The following diagram helps to decide which approach to use when building an API where the user has to pass a function.

flowchart TD
  is_called_from_c["Is called from C code?"]
  is_stored_when_function_ends["Is stored when function ends?"]
  is_call_performance_bottleneck["Call is performance bottleneck?"]
  use_function_pointer["Use function pointer and user data (approach 1)."]
  use_std_function["Use `std::function` (approach 2)."]
  use_template["Use `template<typename Fn>` (approach 3)."]
  use_function_ref["Use `blender::FunctionRef` (approach 4)."]

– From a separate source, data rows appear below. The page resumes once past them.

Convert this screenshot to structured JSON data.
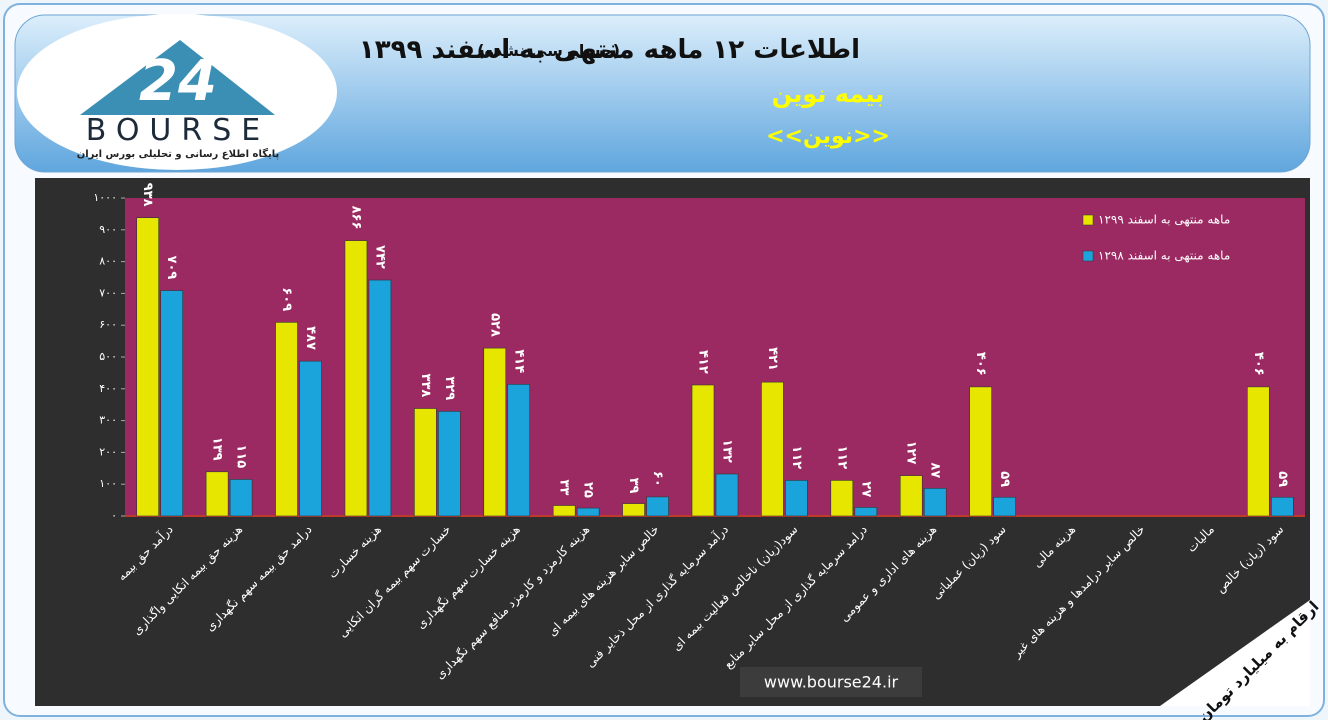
{
  "header": {
    "title": "اطلاعات ۱۲ ماهه منتهی به اسفند ۱۳۹۹",
    "subtitle": "(حسابرسی نشده)",
    "company": "بیمه نوین",
    "symbol": "<<نوین>>"
  },
  "logo": {
    "number": "24",
    "name": "BOURSE",
    "tagline": "پایگاه اطلاع رسانی و تحلیلی بورس ایران"
  },
  "footer": {
    "website": "www.bourse24.ir",
    "unit_note": "ارقام به میلیارد تومان"
  },
  "chart_data": {
    "type": "bar",
    "categories": [
      "درآمد حق بیمه",
      "هزینه حق بیمه اتکایی واگذاری",
      "درامد حق بیمه سهم نگهداری",
      "هزینه خسارت",
      "خسارت سهم بیمه گران اتکایی",
      "هزینه خسارت سهم نگهداری",
      "هزینه کارمزد و کارمزد منافع سهم نگهداری",
      "خالص سایر هزینه های بیمه ای",
      "درآمد سرمایه گذاری از محل ذخایر فنی",
      "سود(زیان) ناخالص فعالیت بیمه ای",
      "درامد سرمایه گذاری از محل سایر منابع",
      "هزینه های اداری و عمومی",
      "سود (زیان) عملیاتی",
      "هزینه مالی",
      "خالص سایر درامدها و هزینه های غیر",
      "مالیات",
      "سود (زیان) خالص"
    ],
    "series": [
      {
        "name": "۱۲ماهه منتهی به اسفند ۹۹",
        "color": "#e6e600",
        "values": [
          938,
          139,
          609,
          866,
          338,
          528,
          33,
          39,
          412,
          421,
          112,
          127,
          406,
          null,
          null,
          null,
          406
        ],
        "value_labels": [
          "۹۳۸",
          "۱۳۹",
          "۶۰۹",
          "۸۶۶",
          "۳۳۸",
          "۵۲۸",
          "۳۳",
          "۳۹",
          "۴۱۲",
          "۴۲۱",
          "۱۱۲",
          "۱۲۷",
          "۴۰۶",
          null,
          null,
          null,
          "۴۰۶"
        ]
      },
      {
        "name": "۱۲ماهه منتهی به اسفند ۹۸",
        "color": "#1ba3dc",
        "values": [
          709,
          115,
          487,
          742,
          329,
          414,
          25,
          60,
          132,
          112,
          27,
          87,
          59,
          null,
          null,
          null,
          59
        ],
        "value_labels": [
          "۷۰۹",
          "۱۱۵",
          "۴۸۷",
          "۷۴۲",
          "۳۲۹",
          "۴۱۴",
          "۲۵",
          "۶۰",
          "۱۳۲",
          "۱۱۲",
          "۲۷",
          "۸۷",
          "۵۹",
          null,
          null,
          null,
          "۵۹"
        ]
      }
    ],
    "ylim": [
      0,
      1000
    ],
    "yticks": [
      {
        "value": 0,
        "label": "۰"
      },
      {
        "value": 100,
        "label": "۱۰۰"
      },
      {
        "value": 200,
        "label": "۲۰۰"
      },
      {
        "value": 300,
        "label": "۳۰۰"
      },
      {
        "value": 400,
        "label": "۴۰۰"
      },
      {
        "value": 500,
        "label": "۵۰۰"
      },
      {
        "value": 600,
        "label": "۶۰۰"
      },
      {
        "value": 700,
        "label": "۷۰۰"
      },
      {
        "value": 800,
        "label": "۸۰۰"
      },
      {
        "value": 900,
        "label": "۹۰۰"
      },
      {
        "value": 1000,
        "label": "۱۰۰۰"
      }
    ],
    "legend": "top-right"
  }
}
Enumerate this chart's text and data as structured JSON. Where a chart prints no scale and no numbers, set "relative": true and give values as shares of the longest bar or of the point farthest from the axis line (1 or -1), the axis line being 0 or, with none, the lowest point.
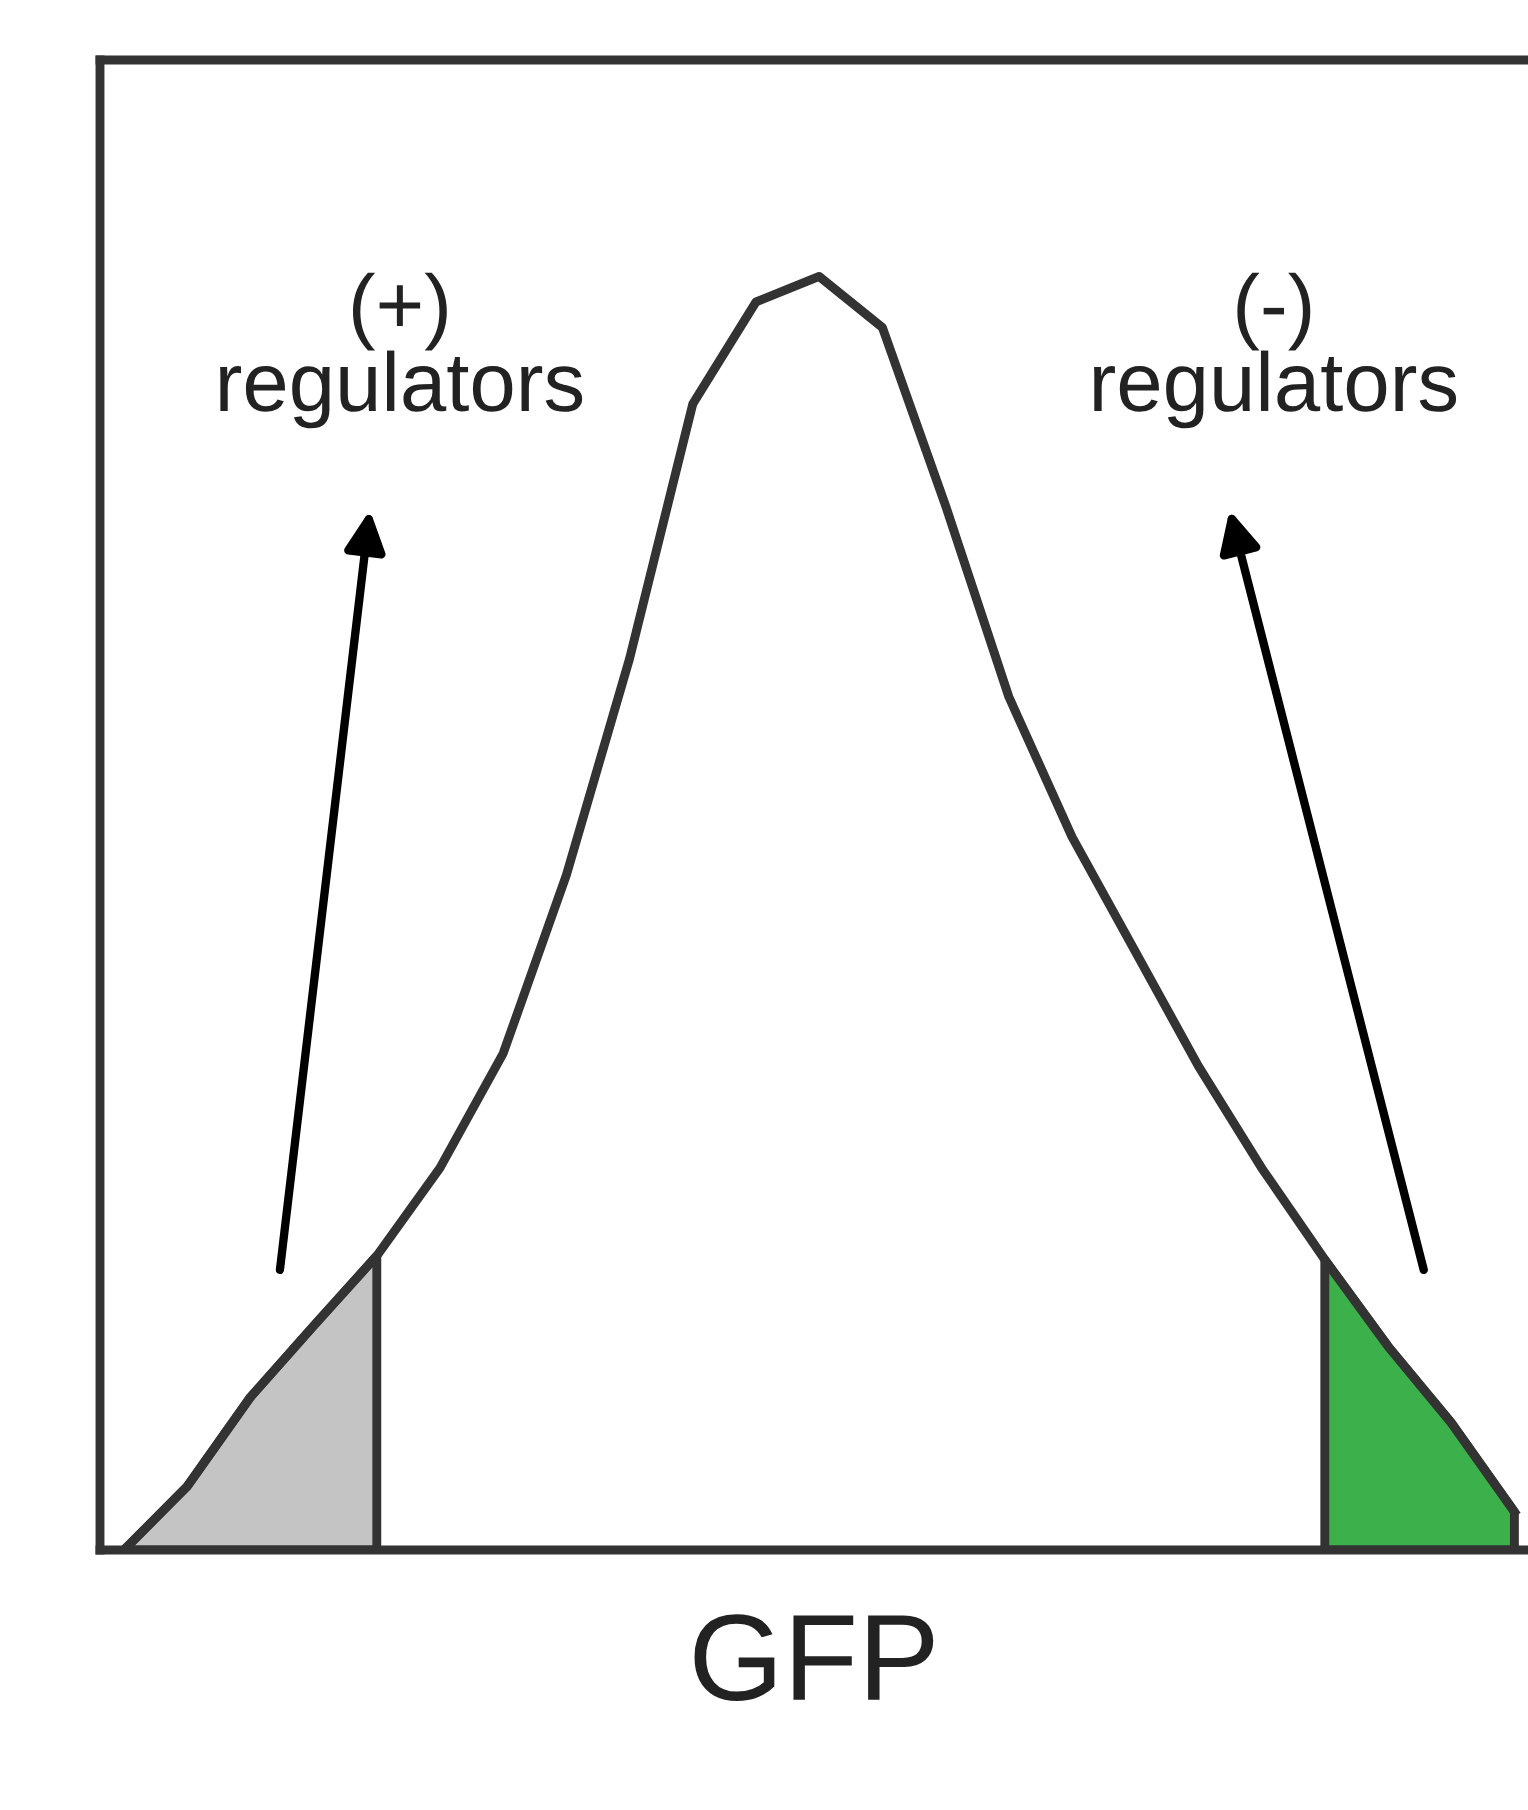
{
  "chart_data": {
    "type": "line",
    "relative": true,
    "xlabel": "GFP",
    "tick_labels": false,
    "categories": [
      null,
      null,
      null,
      null,
      null,
      null,
      null,
      null,
      null,
      null,
      null,
      null,
      null,
      null,
      null,
      null,
      null,
      null,
      null,
      null,
      null,
      null,
      null
    ],
    "series": [
      {
        "color": "#333333",
        "values": [
          0,
          0.05,
          0.12,
          0.176,
          0.231,
          0.3,
          0.39,
          0.53,
          0.7,
          0.9,
          0.98,
          1.0,
          0.96,
          0.82,
          0.67,
          0.56,
          0.47,
          0.38,
          0.3,
          0.228,
          0.16,
          0.1,
          0.03
        ]
      },
      {
        "type": "area",
        "color": "#c4c4c4",
        "values": [
          0,
          0.05,
          0.12,
          0.176,
          0.231,
          null,
          null,
          null,
          null,
          null,
          null,
          null,
          null,
          null,
          null,
          null,
          null,
          null,
          null,
          null,
          null,
          null,
          null
        ]
      },
      {
        "type": "area",
        "color": "#3cb04a",
        "values": [
          null,
          null,
          null,
          null,
          null,
          null,
          null,
          null,
          null,
          null,
          null,
          null,
          null,
          null,
          null,
          null,
          null,
          null,
          null,
          0.228,
          0.16,
          0.1,
          0.03
        ]
      }
    ],
    "annotations": [
      "(+)\nregulators",
      "(-)\nregulators"
    ]
  }
}
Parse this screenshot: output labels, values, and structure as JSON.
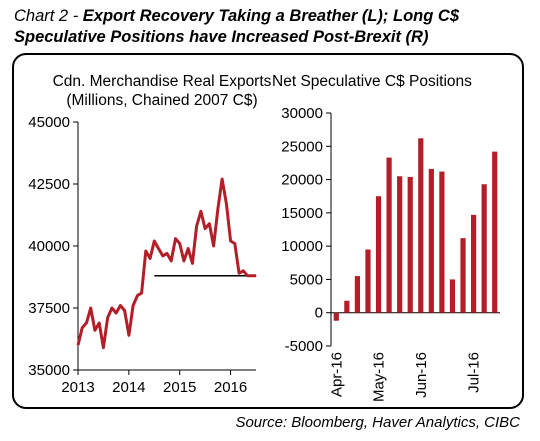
{
  "figure": {
    "title_prefix": "Chart 2 - ",
    "title": "Export Recovery Taking a Breather (L); Long C$ Speculative Positions have Increased Post-Brexit (R)",
    "source": "Source: Bloomberg, Haver Analytics, CIBC"
  },
  "chart_data": [
    {
      "type": "line",
      "title_line1": "Cdn. Merchandise Real Exports",
      "title_line2": "(Millions, Chained 2007 C$)",
      "xlabel": "",
      "ylabel": "",
      "x_ticks": [
        "2013",
        "2014",
        "2015",
        "2016"
      ],
      "xlim": [
        2013.0,
        2016.5
      ],
      "ylim": [
        35000,
        45000
      ],
      "y_ticks": [
        "45000",
        "42500",
        "40000",
        "37500",
        "35000"
      ],
      "y_tick_values": [
        45000,
        42500,
        40000,
        37500,
        35000
      ],
      "grid": false,
      "color": "#b41e28",
      "series": [
        {
          "x": [
            2013.0,
            2013.083,
            2013.167,
            2013.25,
            2013.333,
            2013.417,
            2013.5,
            2013.583,
            2013.667,
            2013.75,
            2013.833,
            2013.917,
            2014.0,
            2014.083,
            2014.167,
            2014.25,
            2014.333,
            2014.417,
            2014.5,
            2014.583,
            2014.667,
            2014.75,
            2014.833,
            2014.917,
            2015.0,
            2015.083,
            2015.167,
            2015.25,
            2015.333,
            2015.417,
            2015.5,
            2015.583,
            2015.667,
            2015.75,
            2015.833,
            2015.917,
            2016.0,
            2016.083,
            2016.167,
            2016.25,
            2016.333,
            2016.417,
            2016.5
          ],
          "y": [
            36000,
            36700,
            36900,
            37500,
            36600,
            36900,
            35900,
            37100,
            37500,
            37300,
            37600,
            37400,
            36400,
            37600,
            38000,
            38100,
            39800,
            39500,
            40200,
            39900,
            39600,
            39700,
            39400,
            40300,
            40100,
            39400,
            39900,
            39300,
            40800,
            41400,
            40700,
            40900,
            40000,
            41500,
            42700,
            41700,
            40200,
            40100,
            38900,
            39000,
            38800,
            38800,
            38800
          ]
        }
      ],
      "reference_line": {
        "value": 38800,
        "x_start": 2014.5,
        "x_end": 2016.5
      }
    },
    {
      "type": "bar",
      "title": "Net Speculative C$ Positions",
      "xlabel": "",
      "ylabel": "",
      "ylim": [
        -5000,
        30000
      ],
      "y_ticks": [
        "30000",
        "25000",
        "20000",
        "15000",
        "10000",
        "5000",
        "0",
        "-5000"
      ],
      "y_tick_values": [
        30000,
        25000,
        20000,
        15000,
        10000,
        5000,
        0,
        -5000
      ],
      "x_tick_labels": [
        "Apr-16",
        "May-16",
        "Jun-16",
        "Jul-16"
      ],
      "x_tick_bar_index": [
        0,
        4,
        8,
        13
      ],
      "grid": false,
      "color": "#b41e28",
      "values": [
        -1200,
        1800,
        5500,
        9500,
        17500,
        23300,
        20500,
        20400,
        26200,
        21600,
        21200,
        5000,
        11200,
        14700,
        19300,
        24200
      ]
    }
  ]
}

  is_called_from_c --"yes"--> use_function_pointer
  is_called_from_c --"no"--> is_stored_when_function_ends
  is_stored_when_function_ends --"yes"--> use_std_function
  is_stored_when_function_ends --"no"--> is_call_performance_bottleneck
  is_call_performance_bottleneck --"no"--> use_function_ref
  is_call_performance_bottleneck --"yes"--> use_template

blender::FunctionRef is preferred over std::function when both are applicable because it's cheaper.

  • It never requires an allocation, no matter how many variables are captured.
  • It's less expensive to call.
  • It's less expensive to move/copy around.